Certes prévisible, la décision de prolonger l’état d’urgence a suscité bon nombre de réactions de la part des opposants à Kais Saied, mais aussi de la part de ses partisans. Et s’il est vrai que certains ont essayé de mettre de coté leurs positions idéologiques, d’autres tentent de profiter de la situation pour atteindre des objectifs politiques tant convoités et ou essayer d’échapper à la sanction qu’ils méritent.
LES JURISTES ET THÉORICIENS DU DROIT CONSTITUTIONNEL
Une partie des spécialistes en droit constitutionnel estime que la prolongation de l’état d’exception ne va pas à l’encontre de l’article 80 de la constitution. Néanmoins, la majorité des constitutionnalistes pensent que Kais Saied n’agit plus dans le cadre constitutionnel.
Il en est le cas par exemple de la professeure de droit constitutionnel Mouna Kraiem qui a estimé qu’avec cette décision, Saied est définitivement sorti de ce cadre.
D’autres, à l’instar de Sadok Belaid, pensent qu’une approche strictement juridique ne suffit pas pour évaluer ce qui se passe en Tunisie depuis le 25 juillet. En effet, depuis cette date les décisions présidentielles ne tirent pas leur légitimité d’une application rigoureuse des dispositions constitutionnelles, mais de la volonté du peuple qui constitue une base encore plus solide que tous les textes juridiques.
En dépit de ces divergences de vues, il semble que les objectifs derrière ces mesures, à savoir la dissolution implicite de l’ARP et la suspension de la constitution de 2014, fasse l’objet d’un consensus.
D’ailleurs, certains juristes tels que Amin Mahfoudh et Sghaier Zakraoui appellent à mettre en place un texte organisant de façon provisoire les pouvoirs politiques à la place de la constitution de 2014.
LES PARTIS POLITIQUES
Il serait inutile à ce stade de s’attarder sur les réactions des partis à idéologies islamistes tels qu’Ennahdha et Al Karama qui ne cessent depuis le 25 juillet de pleurer une démocratie et une légitimité qui n’ont jamais vraiment existé si on en croit les rapports de la Cour des comptes.

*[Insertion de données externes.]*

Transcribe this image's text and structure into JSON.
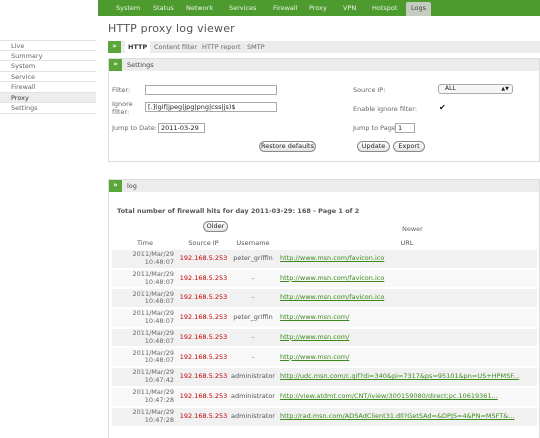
{
  "nav": {
    "items": [
      {
        "label": "System"
      },
      {
        "label": "Status"
      },
      {
        "label": "Network"
      },
      {
        "label": "Services"
      },
      {
        "label": "Firewall"
      },
      {
        "label": "Proxy"
      },
      {
        "label": "VPN"
      },
      {
        "label": "Hotspot"
      },
      {
        "label": "Logs"
      }
    ],
    "active": "Logs"
  },
  "page_title": "HTTP proxy log viewer",
  "sidebar": {
    "items": [
      {
        "label": "Live"
      },
      {
        "label": "Summary"
      },
      {
        "label": "System"
      },
      {
        "label": "Service"
      },
      {
        "label": "Firewall"
      },
      {
        "label": "Proxy"
      },
      {
        "label": "Settings"
      }
    ],
    "active": "Proxy"
  },
  "tabs": {
    "chevron": "»",
    "items": [
      {
        "label": "HTTP"
      },
      {
        "label": "Content filter"
      },
      {
        "label": "HTTP report"
      },
      {
        "label": "SMTP"
      }
    ],
    "active": "HTTP"
  },
  "settings": {
    "title": "Settings",
    "filter_label": "Filter:",
    "filter_value": "",
    "ignore_label_1": "Ignore",
    "ignore_label_2": "filter:",
    "ignore_value": "[.](gif|jpeg|jpg|png|css|js)$",
    "jump_date_label": "Jump to Date:",
    "jump_date_value": "2011-03-29",
    "source_ip_label": "Source IP:",
    "source_ip_value": "ALL",
    "enable_ignore_label": "Enable ignore filter:",
    "enable_ignore_checked": true,
    "check_glyph": "✔",
    "jump_page_label": "Jump to Page:",
    "jump_page_value": "1",
    "restore_label": "Restore defaults",
    "update_label": "Update",
    "export_label": "Export"
  },
  "log": {
    "title": "log",
    "summary": "Total number of firewall hits for day 2011-03-29: 168 - Page 1 of 2",
    "older_label": "Older",
    "newer_label": "Newer",
    "columns": {
      "time": "Time",
      "source_ip": "Source IP",
      "username": "Username",
      "url": "URL"
    },
    "rows": [
      {
        "date": "2011/Mar/29",
        "clock": "10:48:07",
        "ip": "192.168.5.253",
        "user": "peter_griffin",
        "url": "http://www.msn.com/favicon.ico"
      },
      {
        "date": "2011/Mar/29",
        "clock": "10:48:07",
        "ip": "192.168.5.253",
        "user": "-",
        "url": "http://www.msn.com/favicon.ico"
      },
      {
        "date": "2011/Mar/29",
        "clock": "10:48:07",
        "ip": "192.168.5.253",
        "user": "-",
        "url": "http://www.msn.com/favicon.ico"
      },
      {
        "date": "2011/Mar/29",
        "clock": "10:48:07",
        "ip": "192.168.5.253",
        "user": "peter_griffin",
        "url": "http://www.msn.com/"
      },
      {
        "date": "2011/Mar/29",
        "clock": "10:48:07",
        "ip": "192.168.5.253",
        "user": "-",
        "url": "http://www.msn.com/"
      },
      {
        "date": "2011/Mar/29",
        "clock": "10:48:07",
        "ip": "192.168.5.253",
        "user": "-",
        "url": "http://www.msn.com/"
      },
      {
        "date": "2011/Mar/29",
        "clock": "10:47:42",
        "ip": "192.168.5.253",
        "user": "administrator",
        "url": "http://udc.msn.com/c.gif?di=340&pi=7317&ps=95101&pn=US+HPMSF..."
      },
      {
        "date": "2011/Mar/29",
        "clock": "10:47:28",
        "ip": "192.168.5.253",
        "user": "administrator",
        "url": "http://view.atdmt.com/CNT/iview/300159080/direct;pc.10619361..."
      },
      {
        "date": "2011/Mar/29",
        "clock": "10:47:28",
        "ip": "192.168.5.253",
        "user": "administrator",
        "url": "http://rad.msn.com/ADSAdClient31.dll?GetSAd=&DPJS=4&PN=MSFT&..."
      }
    ]
  }
}
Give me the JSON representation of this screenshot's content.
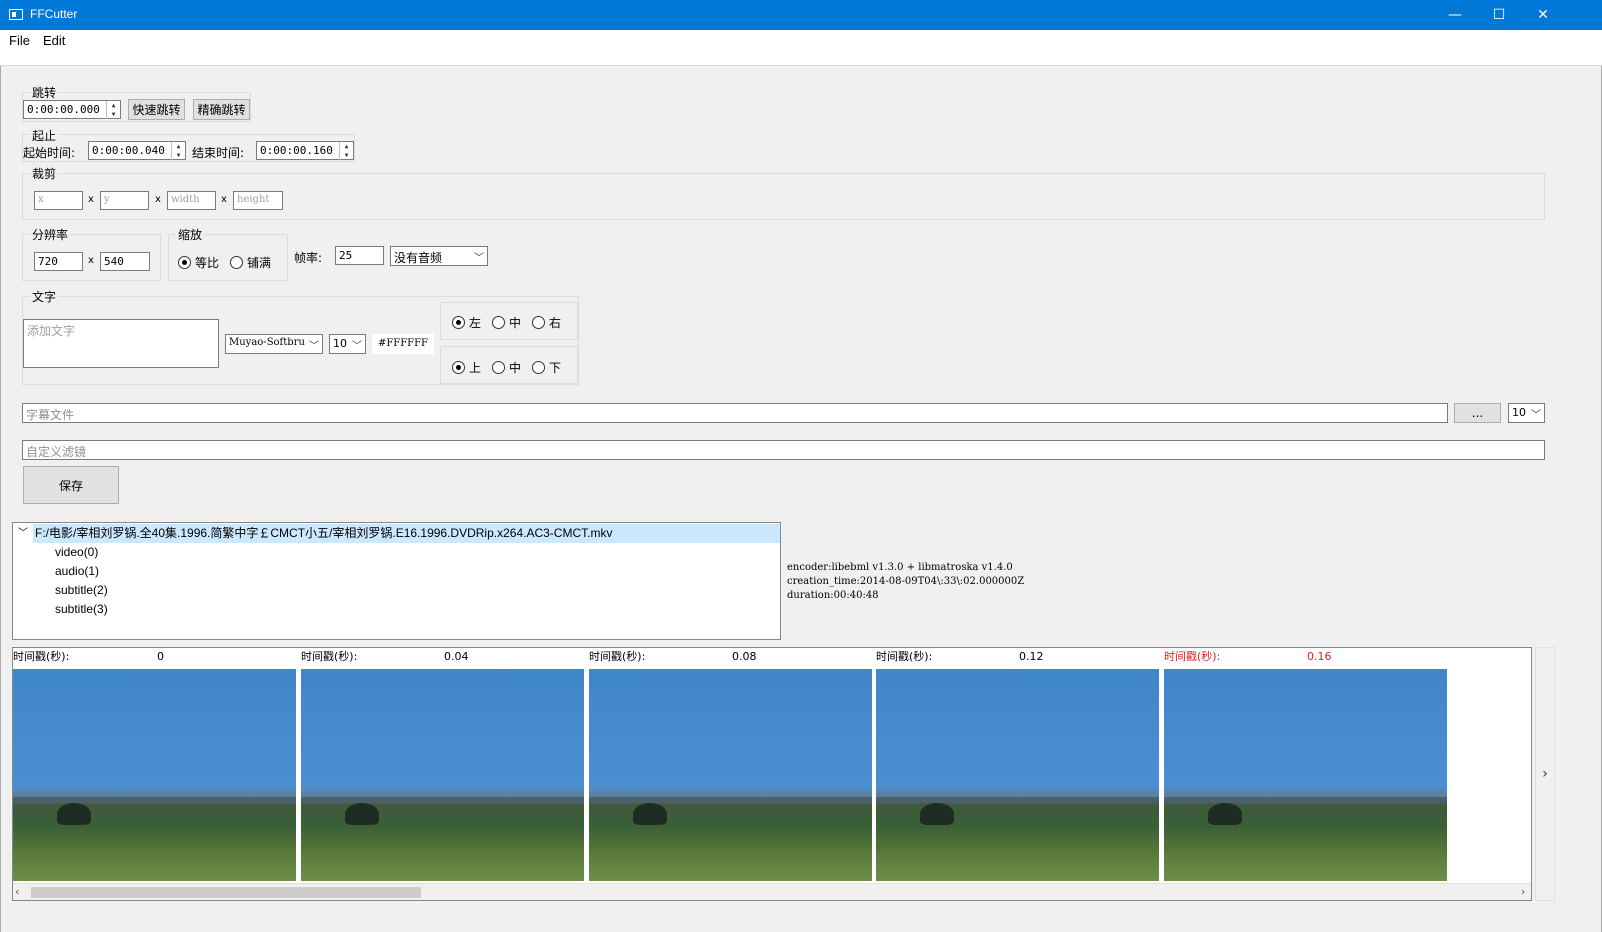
{
  "window": {
    "title": "FFCutter",
    "minimize": "—",
    "maximize": "☐",
    "close": "✕"
  },
  "menu": {
    "file": "File",
    "edit": "Edit"
  },
  "jump": {
    "group_title": "跳转",
    "time_value": "0:00:00.000",
    "fast_button": "快速跳转",
    "precise_button": "精确跳转"
  },
  "range": {
    "group_title": "起止",
    "start_label": "起始时间:",
    "start_value": "0:00:00.040",
    "end_label": "结束时间:",
    "end_value": "0:00:00.160"
  },
  "crop": {
    "group_title": "裁剪",
    "x_placeholder": "x",
    "y_placeholder": "y",
    "width_placeholder": "width",
    "height_placeholder": "height",
    "sep": "x"
  },
  "resolution": {
    "group_title": "分辨率",
    "width": "720",
    "sep": "x",
    "height": "540"
  },
  "scale": {
    "group_title": "缩放",
    "option_keep": "等比",
    "option_fill": "铺满",
    "selected": "等比"
  },
  "fps": {
    "label": "帧率:",
    "value": "25"
  },
  "audio": {
    "selected": "没有音频"
  },
  "text": {
    "group_title": "文字",
    "placeholder": "添加文字",
    "font": "Muyao-Softbru",
    "size": "10",
    "color": "#FFFFFF",
    "h_align": [
      "左",
      "中",
      "右"
    ],
    "h_selected": "左",
    "v_align": [
      "上",
      "中",
      "下"
    ],
    "v_selected": "上"
  },
  "subtitle": {
    "placeholder": "字幕文件",
    "browse_button": "...",
    "size": "10"
  },
  "filter": {
    "placeholder": "自定义滤镜"
  },
  "save_button": "保存",
  "file_tree": {
    "root": "F:/电影/宰相刘罗锅.全40集.1996.简繁中字￡CMCT小五/宰相刘罗锅.E16.1996.DVDRip.x264.AC3-CMCT.mkv",
    "streams": [
      "video(0)",
      "audio(1)",
      "subtitle(2)",
      "subtitle(3)"
    ]
  },
  "metadata": [
    "encoder:libebml v1.3.0 + libmatroska v1.4.0",
    "creation_time:2014-08-09T04\\:33\\:02.000000Z",
    "duration:00:40:48"
  ],
  "frames": {
    "label": "时间戳(秒):",
    "items": [
      {
        "time": "0",
        "selected": false
      },
      {
        "time": "0.04",
        "selected": false
      },
      {
        "time": "0.08",
        "selected": false
      },
      {
        "time": "0.12",
        "selected": false
      },
      {
        "time": "0.16",
        "selected": true
      },
      {
        "time": "",
        "selected": false
      }
    ],
    "next_arrow": "›",
    "colors": {
      "selected": "#e02020",
      "normal": "#000000"
    }
  },
  "accent": "#0078d7"
}
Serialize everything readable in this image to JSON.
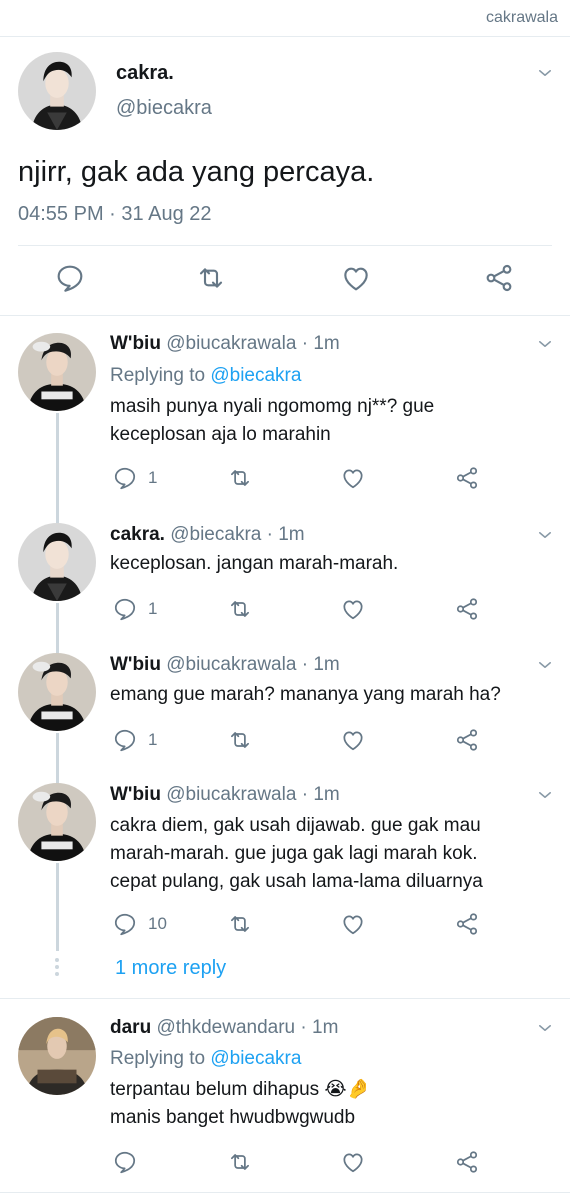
{
  "header": {
    "handle": "cakrawala"
  },
  "main_tweet": {
    "name": "cakra.",
    "handle": "@biecakra",
    "text": "njirr, gak ada yang percaya.",
    "time": "04:55 PM",
    "separator": "·",
    "date": "31 Aug 22"
  },
  "replies": [
    {
      "name": "W'biu",
      "handle": "@biucakrawala",
      "dot": "·",
      "time": "1m",
      "replying_prefix": "Replying to ",
      "replying_to": "@biecakra",
      "text": "masih punya nyali ngomomg nj**? gue\nkeceplosan aja lo marahin",
      "reply_count": "1"
    },
    {
      "name": "cakra.",
      "handle": "@biecakra",
      "dot": "·",
      "time": "1m",
      "text": "keceplosan. jangan marah-marah.",
      "reply_count": "1"
    },
    {
      "name": "W'biu",
      "handle": "@biucakrawala",
      "dot": "·",
      "time": "1m",
      "text": "emang gue marah? mananya yang marah ha?",
      "reply_count": "1"
    },
    {
      "name": "W'biu",
      "handle": "@biucakrawala",
      "dot": "·",
      "time": "1m",
      "text": "cakra diem, gak usah dijawab. gue gak mau\nmarah-marah. gue juga gak lagi marah kok.\ncepat pulang, gak usah lama-lama diluarnya",
      "reply_count": "10"
    },
    {
      "name": "daru",
      "handle": "@thkdewandaru",
      "dot": "·",
      "time": "1m",
      "replying_prefix": "Replying to ",
      "replying_to": "@biecakra",
      "text": "terpantau belum dihapus 😭🤌\nmanis banget hwudbwgwudb",
      "reply_count": ""
    }
  ],
  "more_replies": "1 more reply",
  "icons": {
    "reply": "reply-icon",
    "retweet": "retweet-icon",
    "like": "like-icon",
    "share": "share-icon",
    "menu": "chevron-down-icon"
  },
  "colors": {
    "accent": "#1da1f2",
    "secondary_text": "#657786",
    "divider": "#e6ecf0",
    "thread_line": "#ccd6dd"
  }
}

Il serait également inutile de trop s’attarder sur la réaction du Movement Echaâb, allié inconditionnel du président de la République. D’ailleurs des partisans d’Echaâb vont même jusqu’à dévoiler la feuille de route du président de la République, ce qui en dit long sur la nature des relations entre les deux parties.
Un nouveau 18 octobre…
Al Jomhouri (ancien PDL), Al Amal (présidé par Ahmed Nejib Chebbi), Hirak Tounes Al Irada et le Courant démocrate ont farouchement dénoncé la prolongation de l’état d’exception et la suspension des travaux parlementaires.
Ce dernier a en revanche appelé à la reprise des travaux parlementaires mais après la sanction des partis coupables d’infractions électorales. En effet, conformément aux dispositions de l’article 163 de la loi précitée, en plus des sanctions pénales qui leurs seront infligées les membres de la liste ayant bénéficié du financement étranger perdent la qualité de membre de l’Assemblée des Représentants du Peuple. Dans ce cas, le Courant Démocrate se trouverait en pole position si un recomptage des voix est fait.
Le PDL
« Pour ceux qui ne l’ont pas encore compris, le non-retour en arrière ne signifie pas seulement le non-retour à l’avant 14 janvier, mais aussi au système en place avant le 17 décembre », a écrit Naoufel Saied, frère du président de la République Kais Saied dans un post publié hier sur sa page officielle.
Un post qui semble résumer la nature des rapports entre le président de la République et le PDL.
Abir Moussi la présidente du parti a à maintes reprises, critiqué les décisions présidentielles, notamment celle relative à la prolongation de l’Etat d’exception sans rien faire pour « débarrasser le pays d’Ennahdha » durant tout le mois écoulé.
La famille centriste moderniste
Soutenant d’une manière générale les décisions de Kais Saied, des partis appartenant à la famille centriste ont toutefois exprimé leurs scepticismes suite à l’annonce de la prolongation des mesures exceptionnelles, notamment en rapport avec la question des libertés individuelles (en particulier le droit à la libre circulation) et l’absence d’une feuille de route claire.
Commentant ce genre de réaction, Jawhar M’barek qui persiste à qualifier les événements du 25 juillet de « coup d’Etat » a estimé que les partisans de Kais Saied sont pour « le coup d’Etat », mais s’attendent malgré tout à son échec d’où ces demi-mesures.